Lastly, it needs to strike and penetrate media that helps the expansion. The right combination of depth and resistance to the projectile passing through will help the expansion. Near zero resistance, overly dense, or other materials may just clog the hollow point and impede the expansion making the hollow point perform at the same level as an FMJ.
Now, what happens when you do not have enough velocity or barrel long enough to help the velocity? Normal hollow points may not reliably expand and may perform similarly to an FMJ. There also is the issue of a hollow point expanding and losing momentum prematurely which creates a shallow wound channel.
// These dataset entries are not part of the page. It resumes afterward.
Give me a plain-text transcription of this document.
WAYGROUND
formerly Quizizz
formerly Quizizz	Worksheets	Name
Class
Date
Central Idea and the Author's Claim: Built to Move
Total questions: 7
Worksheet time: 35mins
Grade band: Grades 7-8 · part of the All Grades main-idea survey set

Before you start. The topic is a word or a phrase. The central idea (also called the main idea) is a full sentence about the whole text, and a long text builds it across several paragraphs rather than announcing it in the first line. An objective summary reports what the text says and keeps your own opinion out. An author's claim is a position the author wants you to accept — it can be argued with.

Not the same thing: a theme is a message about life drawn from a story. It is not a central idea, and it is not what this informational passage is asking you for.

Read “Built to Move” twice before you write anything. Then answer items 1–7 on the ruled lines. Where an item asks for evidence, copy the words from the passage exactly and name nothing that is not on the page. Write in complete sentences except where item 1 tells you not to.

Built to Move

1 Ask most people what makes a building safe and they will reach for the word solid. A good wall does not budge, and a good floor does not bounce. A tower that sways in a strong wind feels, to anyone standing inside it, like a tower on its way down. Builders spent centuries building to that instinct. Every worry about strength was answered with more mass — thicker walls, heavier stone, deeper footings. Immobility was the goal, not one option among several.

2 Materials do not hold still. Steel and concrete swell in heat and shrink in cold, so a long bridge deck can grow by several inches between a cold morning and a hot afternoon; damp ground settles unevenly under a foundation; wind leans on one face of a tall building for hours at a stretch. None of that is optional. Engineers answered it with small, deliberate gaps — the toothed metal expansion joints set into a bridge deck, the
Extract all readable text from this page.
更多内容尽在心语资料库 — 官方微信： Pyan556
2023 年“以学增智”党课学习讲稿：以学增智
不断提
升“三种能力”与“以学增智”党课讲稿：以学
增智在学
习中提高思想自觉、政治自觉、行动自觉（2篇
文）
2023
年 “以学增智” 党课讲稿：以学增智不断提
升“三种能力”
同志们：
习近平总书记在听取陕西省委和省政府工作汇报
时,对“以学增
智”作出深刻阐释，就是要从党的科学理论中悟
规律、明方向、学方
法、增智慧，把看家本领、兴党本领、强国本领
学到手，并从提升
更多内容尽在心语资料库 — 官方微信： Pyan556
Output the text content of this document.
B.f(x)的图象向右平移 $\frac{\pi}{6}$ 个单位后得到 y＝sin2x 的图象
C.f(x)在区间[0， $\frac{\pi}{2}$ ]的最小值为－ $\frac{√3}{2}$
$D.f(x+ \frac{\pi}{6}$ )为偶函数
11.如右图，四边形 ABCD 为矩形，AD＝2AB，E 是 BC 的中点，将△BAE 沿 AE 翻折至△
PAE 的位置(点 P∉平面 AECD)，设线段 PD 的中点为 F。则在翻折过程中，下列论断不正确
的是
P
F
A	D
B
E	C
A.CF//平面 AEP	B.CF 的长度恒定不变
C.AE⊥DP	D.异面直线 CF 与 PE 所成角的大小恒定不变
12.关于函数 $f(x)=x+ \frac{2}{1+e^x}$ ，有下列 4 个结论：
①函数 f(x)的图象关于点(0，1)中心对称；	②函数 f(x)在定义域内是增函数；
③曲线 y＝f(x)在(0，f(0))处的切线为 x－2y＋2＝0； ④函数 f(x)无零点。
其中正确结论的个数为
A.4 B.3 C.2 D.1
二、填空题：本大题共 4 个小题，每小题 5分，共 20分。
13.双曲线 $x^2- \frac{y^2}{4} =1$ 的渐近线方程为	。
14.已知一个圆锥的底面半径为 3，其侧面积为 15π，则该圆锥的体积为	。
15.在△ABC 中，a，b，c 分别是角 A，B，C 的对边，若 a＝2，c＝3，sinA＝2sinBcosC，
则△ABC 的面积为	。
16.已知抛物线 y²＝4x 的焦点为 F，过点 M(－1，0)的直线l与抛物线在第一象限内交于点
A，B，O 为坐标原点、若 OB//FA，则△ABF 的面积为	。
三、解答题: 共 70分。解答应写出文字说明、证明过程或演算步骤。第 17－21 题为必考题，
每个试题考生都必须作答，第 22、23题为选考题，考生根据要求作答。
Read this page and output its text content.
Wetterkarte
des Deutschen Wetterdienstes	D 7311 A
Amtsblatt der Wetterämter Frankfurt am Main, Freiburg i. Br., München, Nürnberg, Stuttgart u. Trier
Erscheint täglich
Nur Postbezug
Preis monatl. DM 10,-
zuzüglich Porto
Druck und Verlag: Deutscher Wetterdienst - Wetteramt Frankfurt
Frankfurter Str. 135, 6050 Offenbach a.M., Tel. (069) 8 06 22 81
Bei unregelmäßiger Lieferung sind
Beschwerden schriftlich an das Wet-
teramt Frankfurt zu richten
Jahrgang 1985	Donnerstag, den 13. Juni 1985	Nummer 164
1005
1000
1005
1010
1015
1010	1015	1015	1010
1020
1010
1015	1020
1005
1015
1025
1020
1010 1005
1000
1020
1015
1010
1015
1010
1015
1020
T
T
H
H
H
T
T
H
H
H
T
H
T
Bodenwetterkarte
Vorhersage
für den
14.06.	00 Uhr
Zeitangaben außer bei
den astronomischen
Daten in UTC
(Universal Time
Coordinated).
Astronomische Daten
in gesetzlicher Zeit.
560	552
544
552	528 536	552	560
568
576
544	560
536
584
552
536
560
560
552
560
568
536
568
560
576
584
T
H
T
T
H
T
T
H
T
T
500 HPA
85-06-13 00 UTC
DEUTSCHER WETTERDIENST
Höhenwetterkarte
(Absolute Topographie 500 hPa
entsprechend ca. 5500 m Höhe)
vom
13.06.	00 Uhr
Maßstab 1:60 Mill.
After a hollow point has opened, its expanded face has more flat surface area creating resistance within the media (read: human) which can drastically affect its ability to penetrate further if it began with insufficient velocity.
The solution for a short barrel? -specially formulated hollow point ammunition that is made for short barrels and of course there also are FMJ, solids, wadcutters, semi-wadcutters, and other random options to use. Remember, needed penetration is the most important aspect of a round’s effectiveness on target – not expansion.
Most sub caliber pistols and snub-nosed revolvers suffer the same issues – short barrels which means the projectile velocities will be lacking. This is where FMJ, wadcutters, and similar come in.
Wadcutters and semi-wadcutters have been great choices for revolvers. Since the shape of the projectile will not create feeding issues and both types of projectiles in the right ammunition provide the desired controlled penetration. The non-rounded edges of the projectiles can provide some slight additional wounding characteristics because they have more cutting due to the 90-degree angles on the projectile. Think of the shapes of the holes that FMJ and wadcutters produce.
For small sub caliber semi-autos, FMJ may have sufficient desired penetration when proven boutique special blend hollow points cannot be sourced. Most people consider those small sub caliber pistols more of a last-ditch solution, easier to carry than a sharp stick, get away from me option versus a fight stopper. Results absolutely vary with sub caliber small pistols.
In closing, if you have a firearm that you can effectively shoot accurately and the combination of firearm and ammunition meet FBI performance standards, you have a potentially effective defensive weapon. Do not discount the lethality of non-hollow point duty caliber pistol rounds.